A couple of weeks ago an editorial in the Wall St. Journal called attention to a study by the Congressional Budget Office entitled, "The Impact of Ethanol Use on Food Prices and Greenhouse Gas Emissions." I finally found time to read the report and was surprised that, in addition to its main topic, it provides a useful analysis of the economics of ethanol manufacturing. Application of the CBO's rule of thumb correlating ethanol profitability to gasoline and corn prices goes a long way toward explaining the dismal current state of the industry, which has experienced a long string of bankruptcies in the last year--enough to warrant an entire conference devoted to that topic. The underlying dynamic in the ethanol sector turns out to be quite similar to one that has taught the oil refining industry some painful lessons in the last couple of decades. Potential investors in ethanol plants, conventional or even cellulosic, would do well to consider this relationship.
The CBO study's headline findings merit more attention than they have received in the media, considering the intensity of the food vs. fuel controversy this time last year. We truly have the attention spans of ferrets, these days. The CBO examined the effect of rapidly rising ethanol production on the supply and demand for corn in all its uses, along with the relationship between corn prices and broader food prices, and the impact of energy prices on both. They concluded that between April 2007 and April 2008, ethanol accounted for 10-15% of the increase in food prices in that period. Even considering only the resulting increase in the cost of federal food assistance programs, that added an extra $600-900 million to the roughly $4.6 billion in direct ethanol blending subsidies paid out by the federal government last year. The Journal estimated the additional cost to consumers at between $5.5 and $8.8 billion. If you add those figures together and divide by the 9 billion gallons of ethanol produced in US distilleries in 2008, the hidden cost of every gallon of ethanol that comes out of a gasoline dispenser averages around $1.40.

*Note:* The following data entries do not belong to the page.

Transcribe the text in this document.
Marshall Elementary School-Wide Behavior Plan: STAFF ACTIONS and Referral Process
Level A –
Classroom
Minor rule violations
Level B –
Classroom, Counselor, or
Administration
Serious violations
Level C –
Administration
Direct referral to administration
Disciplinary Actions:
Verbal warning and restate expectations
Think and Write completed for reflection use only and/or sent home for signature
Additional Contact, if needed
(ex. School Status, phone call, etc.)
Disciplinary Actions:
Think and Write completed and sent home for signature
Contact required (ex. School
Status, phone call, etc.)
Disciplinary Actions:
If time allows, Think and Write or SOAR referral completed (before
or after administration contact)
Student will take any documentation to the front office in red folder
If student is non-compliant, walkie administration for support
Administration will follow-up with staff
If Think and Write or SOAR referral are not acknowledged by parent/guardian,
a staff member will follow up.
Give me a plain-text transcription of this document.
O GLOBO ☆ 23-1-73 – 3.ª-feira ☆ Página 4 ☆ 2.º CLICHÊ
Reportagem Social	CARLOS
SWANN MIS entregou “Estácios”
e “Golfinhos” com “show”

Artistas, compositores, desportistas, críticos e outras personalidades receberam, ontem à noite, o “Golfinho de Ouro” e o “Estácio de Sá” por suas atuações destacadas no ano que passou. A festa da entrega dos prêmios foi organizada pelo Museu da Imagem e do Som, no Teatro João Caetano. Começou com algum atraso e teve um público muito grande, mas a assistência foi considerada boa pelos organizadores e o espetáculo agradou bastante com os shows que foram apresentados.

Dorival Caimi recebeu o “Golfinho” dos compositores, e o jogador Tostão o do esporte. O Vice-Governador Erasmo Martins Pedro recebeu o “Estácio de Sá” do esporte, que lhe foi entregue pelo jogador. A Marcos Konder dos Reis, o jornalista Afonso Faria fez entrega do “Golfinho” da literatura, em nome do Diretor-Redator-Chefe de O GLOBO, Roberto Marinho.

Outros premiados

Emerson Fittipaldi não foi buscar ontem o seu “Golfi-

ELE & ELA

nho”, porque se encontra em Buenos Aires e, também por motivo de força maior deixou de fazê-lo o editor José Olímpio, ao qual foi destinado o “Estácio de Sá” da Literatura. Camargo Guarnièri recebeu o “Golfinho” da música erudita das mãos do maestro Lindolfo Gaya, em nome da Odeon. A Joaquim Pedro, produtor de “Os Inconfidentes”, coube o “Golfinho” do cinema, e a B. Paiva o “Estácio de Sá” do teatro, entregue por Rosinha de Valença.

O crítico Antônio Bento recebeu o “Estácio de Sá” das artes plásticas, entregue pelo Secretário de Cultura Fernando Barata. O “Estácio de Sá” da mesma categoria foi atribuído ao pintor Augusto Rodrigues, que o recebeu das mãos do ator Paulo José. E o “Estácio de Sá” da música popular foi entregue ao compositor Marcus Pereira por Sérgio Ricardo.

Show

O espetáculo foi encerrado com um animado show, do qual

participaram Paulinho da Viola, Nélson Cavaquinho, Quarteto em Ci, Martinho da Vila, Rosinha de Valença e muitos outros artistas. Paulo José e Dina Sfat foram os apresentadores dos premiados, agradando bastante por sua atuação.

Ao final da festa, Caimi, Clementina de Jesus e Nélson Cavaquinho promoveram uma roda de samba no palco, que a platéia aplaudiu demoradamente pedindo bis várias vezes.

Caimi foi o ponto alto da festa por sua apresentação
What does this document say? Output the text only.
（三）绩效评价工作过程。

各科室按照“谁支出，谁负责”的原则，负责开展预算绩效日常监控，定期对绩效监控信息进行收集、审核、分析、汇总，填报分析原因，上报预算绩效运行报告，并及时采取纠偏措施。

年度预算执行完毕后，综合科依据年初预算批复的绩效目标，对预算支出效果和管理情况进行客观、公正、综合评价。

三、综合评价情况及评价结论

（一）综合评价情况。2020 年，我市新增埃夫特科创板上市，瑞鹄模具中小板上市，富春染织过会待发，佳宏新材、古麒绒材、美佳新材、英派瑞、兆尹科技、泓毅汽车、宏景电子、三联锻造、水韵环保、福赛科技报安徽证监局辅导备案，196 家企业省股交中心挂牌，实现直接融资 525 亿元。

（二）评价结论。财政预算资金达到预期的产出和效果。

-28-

Even more remarkably, despite this sizable "externality" and the truly extraordinary five-year growth run of the industry, ethanol processing appears to be a miserable, wealth-destroying business for its owners. The CBO report explains this in a text box starting on page 4, which concludes that unless the retail price of gasoline exceeds 90% of the price of corn before factoring in ethanol subsidies, or 70% after subsidies, an ethanol plant cannot cover its fixed and variable costs and turn a profit. The box includes a chart showing the precipitous decline of that ratio since 2005, from a high above 1.0 to below 0.6. When I calculated the current ratio based on this week's average retail gasoline price and yesterday's Chicago Board of Trade prompt corn contract, I came up with a figure of 0.65. That's still below breakeven, despite the recent spike in gasoline prices.
While I've never looked at it quite this way before, the CBO's rule of thumb makes perfect sense as an example of how capacity investments tend to destroy the margins that justified those investments. It's much the same as when an oil refiner sees high prices for gasoline and low prices for residual fuel and decides to invest in a new coking unit to convert the latter into the former. When the unit starts up, it increases the supply of gasoline and raises the demand for feedstock, squeezing its own operating margin from both ends--along with the margins of everyone else in the industry. In the case of the dozen or so ethanol companies that have gone into Chapter 11 or de-facto Chapter 7 lately, we must conclude that a lot of their expected profits never materialized, either, for a similar reason. All those new ethanol plants increased the supply of "gasoline" while simultaneously increasing the demand for their feedstock, corn.
US corn ethanol output is still expected to expand by another 50% or so before it bumps into the artificial ceiling the Congress and the EPA set for it in the revised Renewable Fuel Standard. Yet this is an industry that has raised food prices, destroyed billions of dollars in shareholder value, and according to the CBO reduced US greenhouse gas emissions by only about 0.2%, even if we ignore offsetting global land-use changes. The best thing that can be said for it is that it displaces around 420,000 barrels per day of mostly imported petroleum-based gasoline. That's hardly trivial, but I leave it to you to assess whether it has been worth the cost.